Petersen was a physician to U.S. president Ronald Reagan and diagnosed his Alzheimer’s disease in 1994.
Petersen was in Toronto recently, giving the fifth annual Andreae Alzheimer Lecture during the Alzheimer Society of Toronto’s annual general meeting. The lecture was held in the George Ignatieff Theatre at Trinity College, University of Toronto.
Alzheimer’s disease, Petersen stressed, is neither “just aging,” nor is it a natural part of aging. “It’s a degenerative disease of the brain, where the neurons start to fail,” he said.
The disease’s effect on a person is determined by the part of the brain in which the process is taking place.
If the cells in the language centre are affected, the person can’t speak or understand what is said to him, Petersen said. If the cells in the frontal lobe are affected, there may be personality changes.
The cause of Alzheimer’s is unknown, although Petersen said there may be a combination of genetic and environmental factors.

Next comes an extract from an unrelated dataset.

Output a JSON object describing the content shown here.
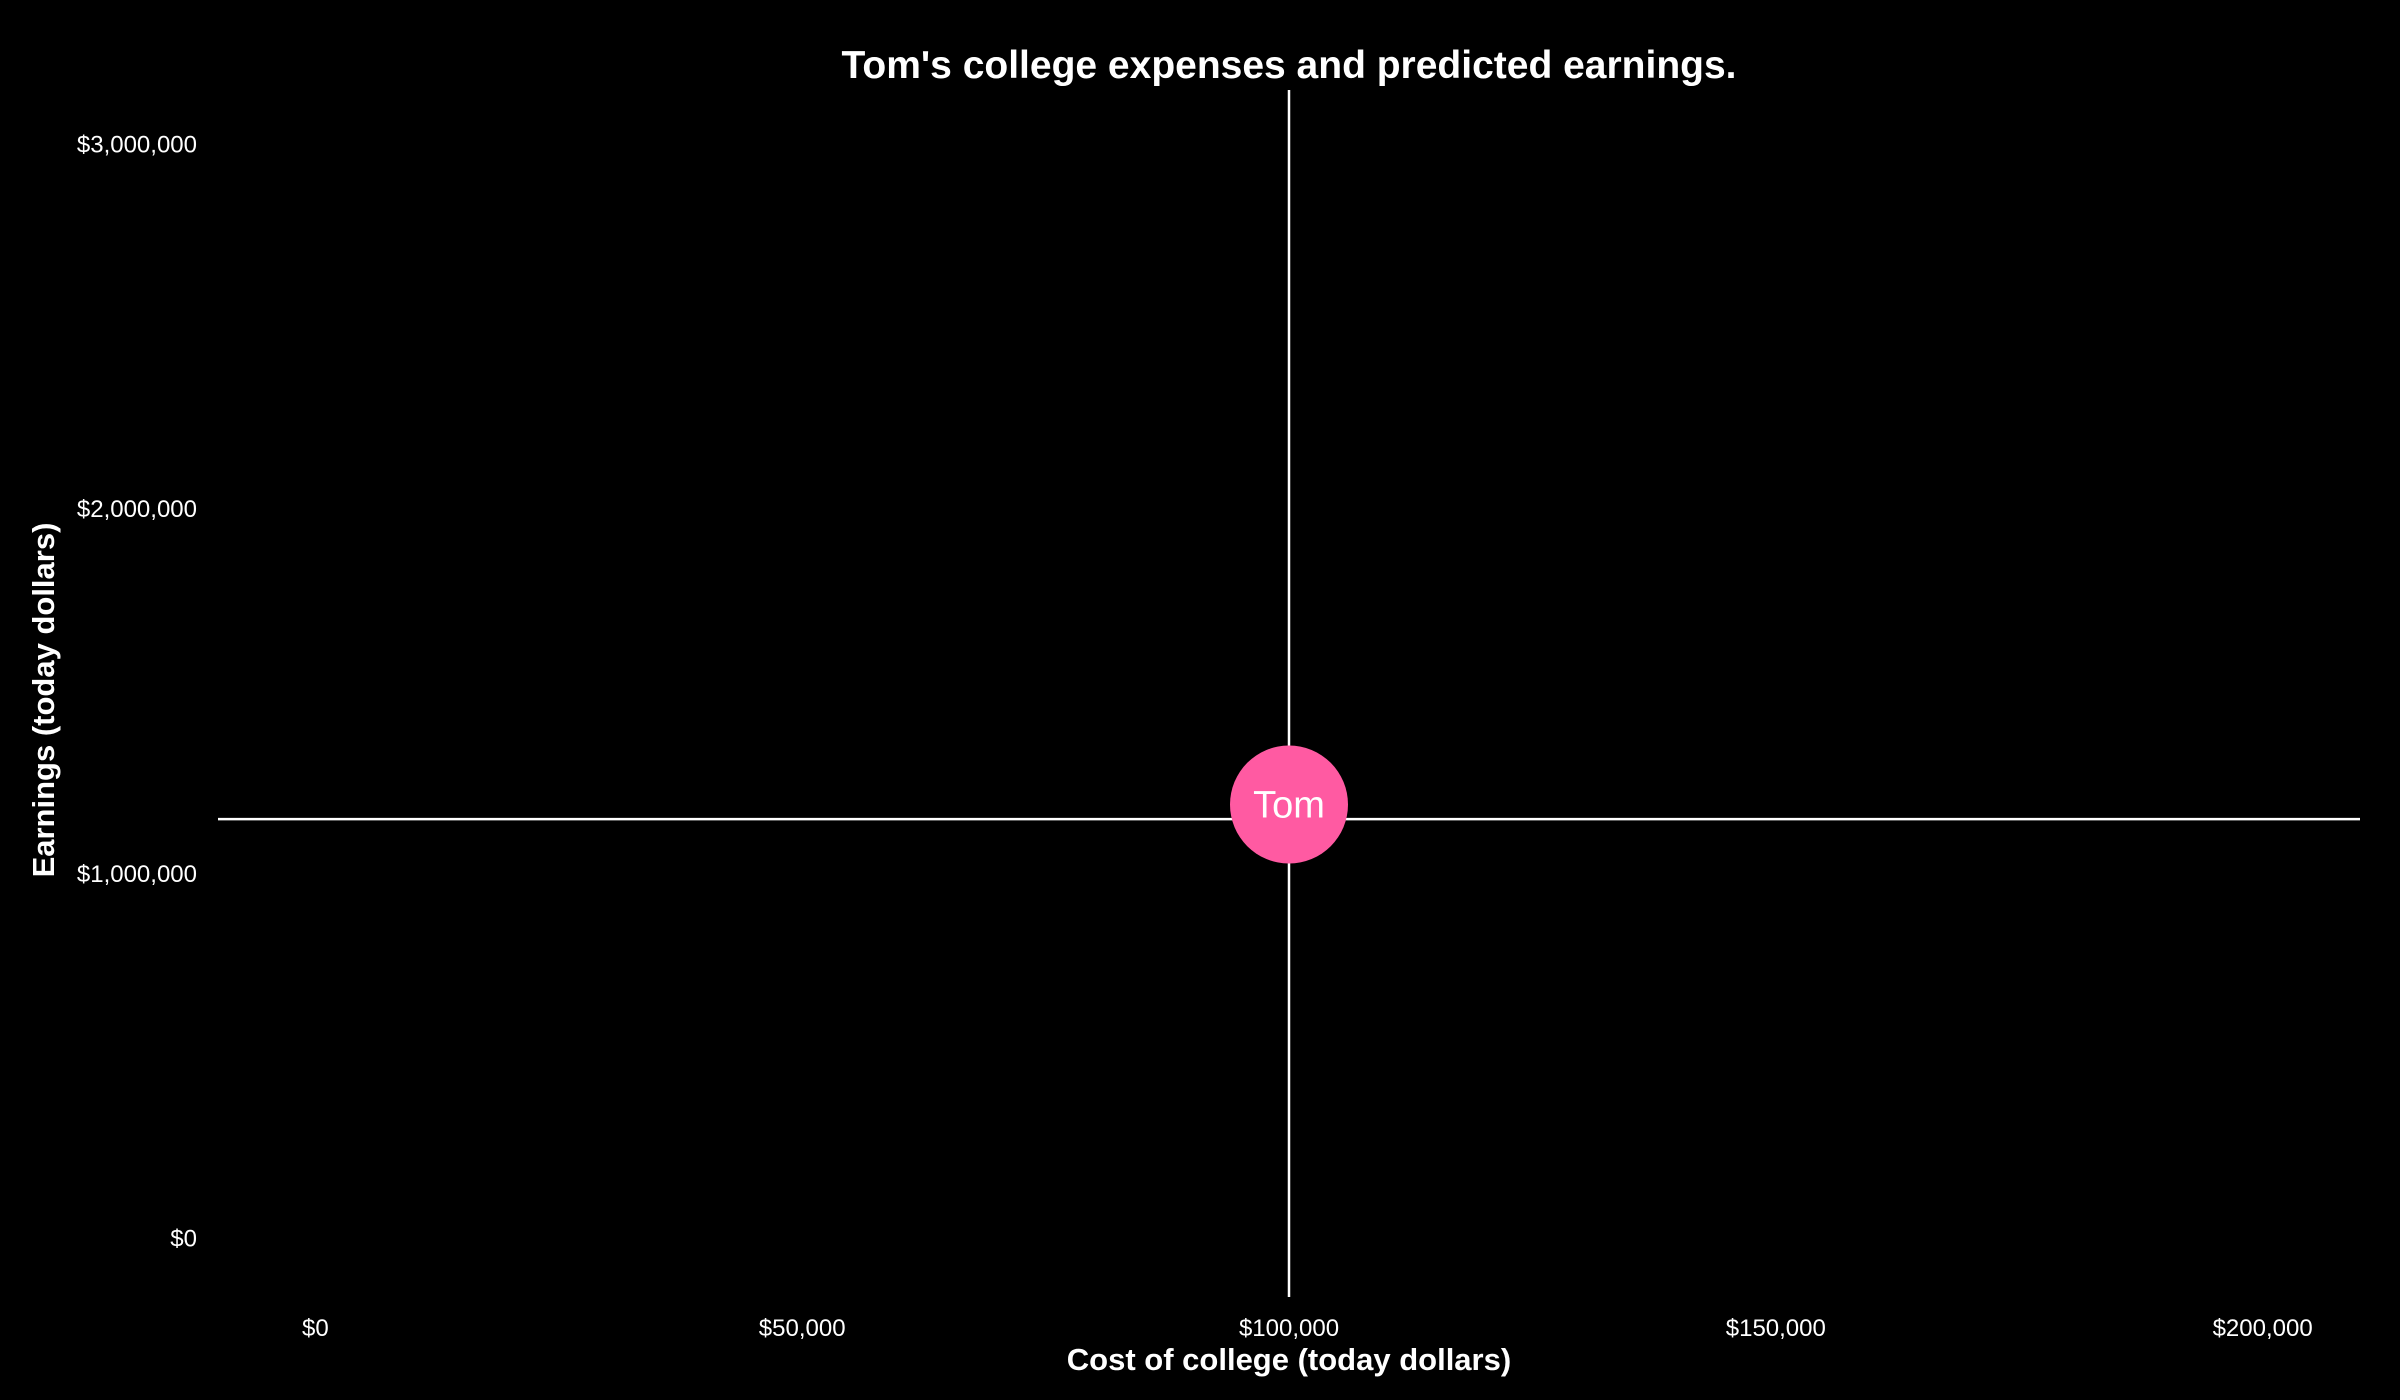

Diagnosis is by clinical means – in other words, by analyzing the patient’s behaviour and symptoms. Petersen noted that “definite diagnosis of Alzheimer’s is only possible on autopsy.”

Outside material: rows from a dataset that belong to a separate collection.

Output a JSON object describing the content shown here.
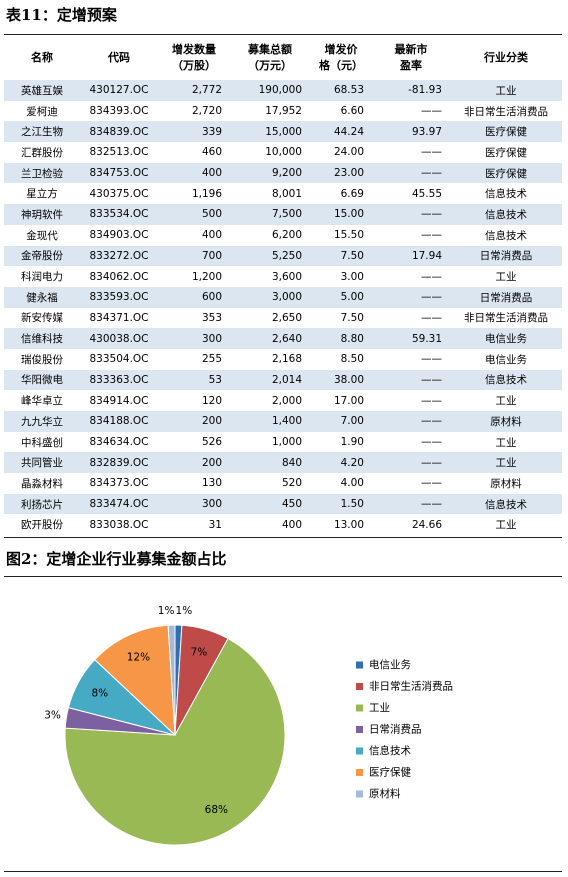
{
  "header": {
    "title": "表11：定增预案"
  },
  "table": {
    "columns": [
      [
        "名称"
      ],
      [
        "代码"
      ],
      [
        "增发数量",
        "（万股）"
      ],
      [
        "募集总额",
        "（万元）"
      ],
      [
        "增发价",
        "格（元）"
      ],
      [
        "最新市",
        "盈率"
      ],
      [
        "行业分类"
      ]
    ],
    "rows": [
      [
        "英雄互娱",
        "430127.OC",
        "2,772",
        "190,000",
        "68.53",
        "-81.93",
        "工业"
      ],
      [
        "爱柯迪",
        "834393.OC",
        "2,720",
        "17,952",
        "6.60",
        "——",
        "非日常生活消费品"
      ],
      [
        "之江生物",
        "834839.OC",
        "339",
        "15,000",
        "44.24",
        "93.97",
        "医疗保健"
      ],
      [
        "汇群股份",
        "832513.OC",
        "460",
        "10,000",
        "24.00",
        "——",
        "医疗保健"
      ],
      [
        "兰卫检验",
        "834753.OC",
        "400",
        "9,200",
        "23.00",
        "——",
        "医疗保健"
      ],
      [
        "星立方",
        "430375.OC",
        "1,196",
        "8,001",
        "6.69",
        "45.55",
        "信息技术"
      ],
      [
        "神玥软件",
        "833534.OC",
        "500",
        "7,500",
        "15.00",
        "——",
        "信息技术"
      ],
      [
        "金现代",
        "834903.OC",
        "400",
        "6,200",
        "15.50",
        "——",
        "信息技术"
      ],
      [
        "金帝股份",
        "833272.OC",
        "700",
        "5,250",
        "7.50",
        "17.94",
        "日常消费品"
      ],
      [
        "科润电力",
        "834062.OC",
        "1,200",
        "3,600",
        "3.00",
        "——",
        "工业"
      ],
      [
        "健永福",
        "833593.OC",
        "600",
        "3,000",
        "5.00",
        "——",
        "日常消费品"
      ],
      [
        "新安传媒",
        "834371.OC",
        "353",
        "2,650",
        "7.50",
        "——",
        "非日常生活消费品"
      ],
      [
        "信维科技",
        "430038.OC",
        "300",
        "2,640",
        "8.80",
        "59.31",
        "电信业务"
      ],
      [
        "瑞俊股份",
        "833504.OC",
        "255",
        "2,168",
        "8.50",
        "——",
        "电信业务"
      ],
      [
        "华阳微电",
        "833363.OC",
        "53",
        "2,014",
        "38.00",
        "——",
        "信息技术"
      ],
      [
        "峰华卓立",
        "834914.OC",
        "120",
        "2,000",
        "17.00",
        "——",
        "工业"
      ],
      [
        "九九华立",
        "834188.OC",
        "200",
        "1,400",
        "7.00",
        "——",
        "原材料"
      ],
      [
        "中科盛创",
        "834634.OC",
        "526",
        "1,000",
        "1.90",
        "——",
        "工业"
      ],
      [
        "共同管业",
        "832839.OC",
        "200",
        "840",
        "4.20",
        "——",
        "工业"
      ],
      [
        "晶淼材料",
        "834373.OC",
        "130",
        "520",
        "4.00",
        "——",
        "原材料"
      ],
      [
        "利扬芯片",
        "833474.OC",
        "300",
        "450",
        "1.50",
        "——",
        "信息技术"
      ],
      [
        "欧开股份",
        "833038.OC",
        "31",
        "400",
        "13.00",
        "24.66",
        "工业"
      ]
    ]
  },
  "chart_data": {
    "type": "pie",
    "title": "图2：定增企业行业募集金额占比",
    "categories": [
      "电信业务",
      "非日常生活消费品",
      "工业",
      "日常消费品",
      "信息技术",
      "医疗保健",
      "原材料"
    ],
    "values": [
      1,
      7,
      68,
      3,
      8,
      12,
      1
    ],
    "value_labels": [
      "1%",
      "7%",
      "68%",
      "3%",
      "8%",
      "12%",
      "1%"
    ],
    "colors": [
      "#2e6fb5",
      "#be4b48",
      "#98b954",
      "#7d60a0",
      "#46aac5",
      "#f79646",
      "#a5b9d9"
    ]
  }
}
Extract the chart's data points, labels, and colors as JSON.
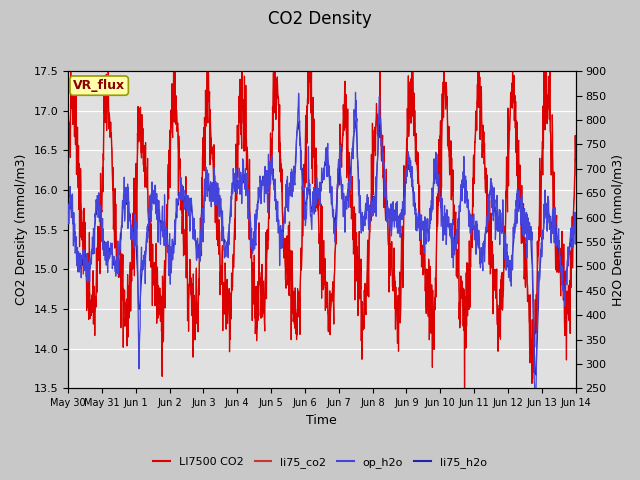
{
  "title": "CO2 Density",
  "xlabel": "Time",
  "ylabel_left": "CO2 Density (mmol/m3)",
  "ylabel_right": "H2O Density (mmol/m3)",
  "ylim_left": [
    13.5,
    17.5
  ],
  "ylim_right": [
    250,
    900
  ],
  "yticks_left": [
    13.5,
    14.0,
    14.5,
    15.0,
    15.5,
    16.0,
    16.5,
    17.0,
    17.5
  ],
  "yticks_right": [
    250,
    300,
    350,
    400,
    450,
    500,
    550,
    600,
    650,
    700,
    750,
    800,
    850,
    900
  ],
  "annotation_text": "VR_flux",
  "fig_facecolor": "#c8c8c8",
  "plot_bg_color": "#e0e0e0",
  "li7500_co2_color": "#dd0000",
  "li75_co2_color": "#cc3333",
  "op_h2o_color": "#4444dd",
  "li75_h2o_color": "#2222aa",
  "legend_labels": [
    "LI7500 CO2",
    "li75_co2",
    "op_h2o",
    "li75_h2o"
  ],
  "x_tick_labels": [
    "May 30",
    "May 31",
    "Jun 1",
    "Jun 2",
    "Jun 3",
    "Jun 4",
    "Jun 5",
    "Jun 6",
    "Jun 7",
    "Jun 8",
    "Jun 9",
    "Jun 10",
    "Jun 11",
    "Jun 12",
    "Jun 13",
    "Jun 14"
  ],
  "num_days": 15,
  "seed": 7
}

There is no approved treatment for mild cognitive impairment, Petersen said. Drugs, among them Aricept, have been tried. While the drugs slow down the disease for a year or a year and a half, studies have shown that by the end of three years, those who took the drugs are not noticeably better those who didn’t.
Lifestyle modifications such as staying intellectually and physically active don’t prevent the condition, but, Petersen said, they seem to slow its advance.
He said the span of the mild stage of the disease is eight to 10 years.
The Andreae Alzheimer Lecture is funded by the Andreae family of Toronto.
Ruth Andreae and her family established the lecture because they wanted to do something to help in the fight against Alzheimer’s disease after her husband, Herbert, lost his battle with it.
Andreae’s son, Dan, was the first executive director of the Alzheimer Society of Toronto. He said that the family decided to institute a lecture series so that experts could share information about leading trends and developments in care and research.
At the inaugural lecture, in 2004, Dr. Kathryn Perez Riley, of the University of Kentucky, spoke about the seminal “Nun Study,” in which 678 elderly nuns from the School Sisters of Notre Dame were tested for cognitive function.
Each lecture is videotaped and sent to Alzheimer societies across Canada.
The family believes that “knowledge and awareness is the first step in dealing with and finding a cure for the disease,” Dan Andreae said.